The FARC, peasant-based leftist revolutionaries, have been in revolt against the central government since 1964. They currently control roughly 40% of Colombian territory, including vast tracts where peasants grow coca. The US-sponsored Plan Colombia, on which US taxpayers have just made an initial investment of $1.3 billion, is designed to retake the coca-growing regions.

The US has said that it does not plan a combat role for American troops, but the Colombian aid package allows for as many as 500 US military advisors, and that limit can be waived in the event of "imminent involvement" in hostilities. Other US military, intelligence, and law enforcement personnel are also involved in the muddied anti-drug/anti-guerrilla conflict. Five US military personnel died last summer when the plane they were using to overfly FARC territory crashed for unknown reasons.

"All Colombian or foreign military personnel in combat zones will be a military target of the FARC," said rebel commander Andres Paris in the statement. "At the moment FARC guerrillas do not wish to reveal if there are concrete plans to attack United States military bases in the country," said Paris, but several bases where US soldiers are stationed are "very close to regions where guerrillas recently staged intense combat that caused government forces important casualties."

The FARC has stepped up its attacks on Colombia police and military forces since the US aid package was passed two months ago, with a combat death toll in the hundreds since then.
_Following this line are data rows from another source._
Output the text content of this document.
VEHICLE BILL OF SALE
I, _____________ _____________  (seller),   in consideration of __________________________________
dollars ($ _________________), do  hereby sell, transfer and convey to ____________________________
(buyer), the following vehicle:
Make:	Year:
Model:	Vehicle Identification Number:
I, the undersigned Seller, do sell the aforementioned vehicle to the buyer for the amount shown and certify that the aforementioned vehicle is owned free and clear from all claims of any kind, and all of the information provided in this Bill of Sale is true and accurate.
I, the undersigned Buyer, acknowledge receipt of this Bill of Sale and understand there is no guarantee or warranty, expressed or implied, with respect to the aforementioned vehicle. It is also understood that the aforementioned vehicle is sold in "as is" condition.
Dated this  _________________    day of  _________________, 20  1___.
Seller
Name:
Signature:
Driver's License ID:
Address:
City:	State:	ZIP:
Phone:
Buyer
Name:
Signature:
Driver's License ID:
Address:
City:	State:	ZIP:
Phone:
San Francisco rejects seizing drug buyers' cars

The San Francisco Board of Supervisors has resoundingly defeated a motion by Supervisor Amos Brown that would have allowed police to confiscate the cars of drug buyers and johns, even if they were never later convicted of a crime.
Brown hoped to follow the example of cross-bay neighbor Oakland, which has such a law on the books. That law is under challenge from the American Civil Liberties Union. The ACLU has lost at the superior court and appeals court levels, but has appealed to the Supreme Court. It had also vowed to sue San Francisco if it approved Brown's measure.

The bill's backers argued that it would be a useful tool in cracking down on rampant drug dealing and prostitution in San Francisco neighborhoods.
But opponents cited due process and fairness concerns. Supervisor Leslie Katz told the San Francisco Examiner, "I have heard in countless communities the stories of mothers having to walk their kids to school through a gauntlet of dealers, prostitutes, and their customers... Unfortunately, this vehicle seizure ordinance is just not a method we should embrace."
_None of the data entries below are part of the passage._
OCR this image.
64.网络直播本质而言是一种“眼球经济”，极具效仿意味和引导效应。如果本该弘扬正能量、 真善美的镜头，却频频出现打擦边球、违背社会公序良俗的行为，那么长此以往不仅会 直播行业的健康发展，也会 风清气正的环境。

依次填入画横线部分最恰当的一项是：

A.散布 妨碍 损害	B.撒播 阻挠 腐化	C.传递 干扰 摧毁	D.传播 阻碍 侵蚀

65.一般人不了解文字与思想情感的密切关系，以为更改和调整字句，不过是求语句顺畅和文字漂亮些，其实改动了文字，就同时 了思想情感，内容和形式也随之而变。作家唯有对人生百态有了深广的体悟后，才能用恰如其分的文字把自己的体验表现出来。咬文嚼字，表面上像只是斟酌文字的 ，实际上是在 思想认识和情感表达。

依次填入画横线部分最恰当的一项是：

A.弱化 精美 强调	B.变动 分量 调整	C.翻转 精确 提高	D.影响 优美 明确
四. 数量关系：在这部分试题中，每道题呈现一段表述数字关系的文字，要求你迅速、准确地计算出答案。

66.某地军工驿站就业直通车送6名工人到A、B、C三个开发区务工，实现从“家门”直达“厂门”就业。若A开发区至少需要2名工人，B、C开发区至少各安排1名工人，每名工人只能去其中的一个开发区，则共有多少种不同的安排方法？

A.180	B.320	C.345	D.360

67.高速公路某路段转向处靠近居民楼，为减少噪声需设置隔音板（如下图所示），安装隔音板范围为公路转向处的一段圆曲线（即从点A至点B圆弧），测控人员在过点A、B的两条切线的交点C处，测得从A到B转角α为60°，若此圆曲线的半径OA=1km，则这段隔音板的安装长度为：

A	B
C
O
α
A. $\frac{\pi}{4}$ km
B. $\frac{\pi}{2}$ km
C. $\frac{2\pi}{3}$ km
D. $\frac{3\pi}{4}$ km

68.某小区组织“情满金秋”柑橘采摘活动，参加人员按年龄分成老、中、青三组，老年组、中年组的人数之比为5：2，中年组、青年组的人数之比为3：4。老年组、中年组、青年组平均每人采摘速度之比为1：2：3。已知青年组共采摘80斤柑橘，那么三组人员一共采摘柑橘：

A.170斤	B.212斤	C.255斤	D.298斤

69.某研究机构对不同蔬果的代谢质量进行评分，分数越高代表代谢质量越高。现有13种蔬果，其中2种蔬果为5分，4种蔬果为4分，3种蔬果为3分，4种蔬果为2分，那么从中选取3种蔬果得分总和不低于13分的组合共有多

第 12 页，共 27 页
"In this ordinance," Katz continued, "the forfeiting of vehicles runs the risk of forfeiting those rights we hold dear, and that is my primary concern."
Katz' position prevailed, 8-3.

DEA proposing ban on hemp products

The DEA and the drug czar claim that hemp products are "confounding our federal drug control testing program." They are claiming that the use of hemp products can cause people to test positive for marijuana, even if they have not used marijuana. This, the DEA argues, undermines the government's ability to hunt down marijuana users.

Under the proposed ban, hemp products intended for human consumption, such as hemp seed cakes and nutritional supplements, would be illegal.

The DEA is also threatening to ban personal-care hemp products - such as hemp-based shampoos, soaps, lotions, and lip balm - because they claim that hemp products that touch the skin might convey THC into the human system!

Only hemp paper, clothing, rope, and animal feed (including birdseed) would still be legal, because the DEA expects that people will not eat these products.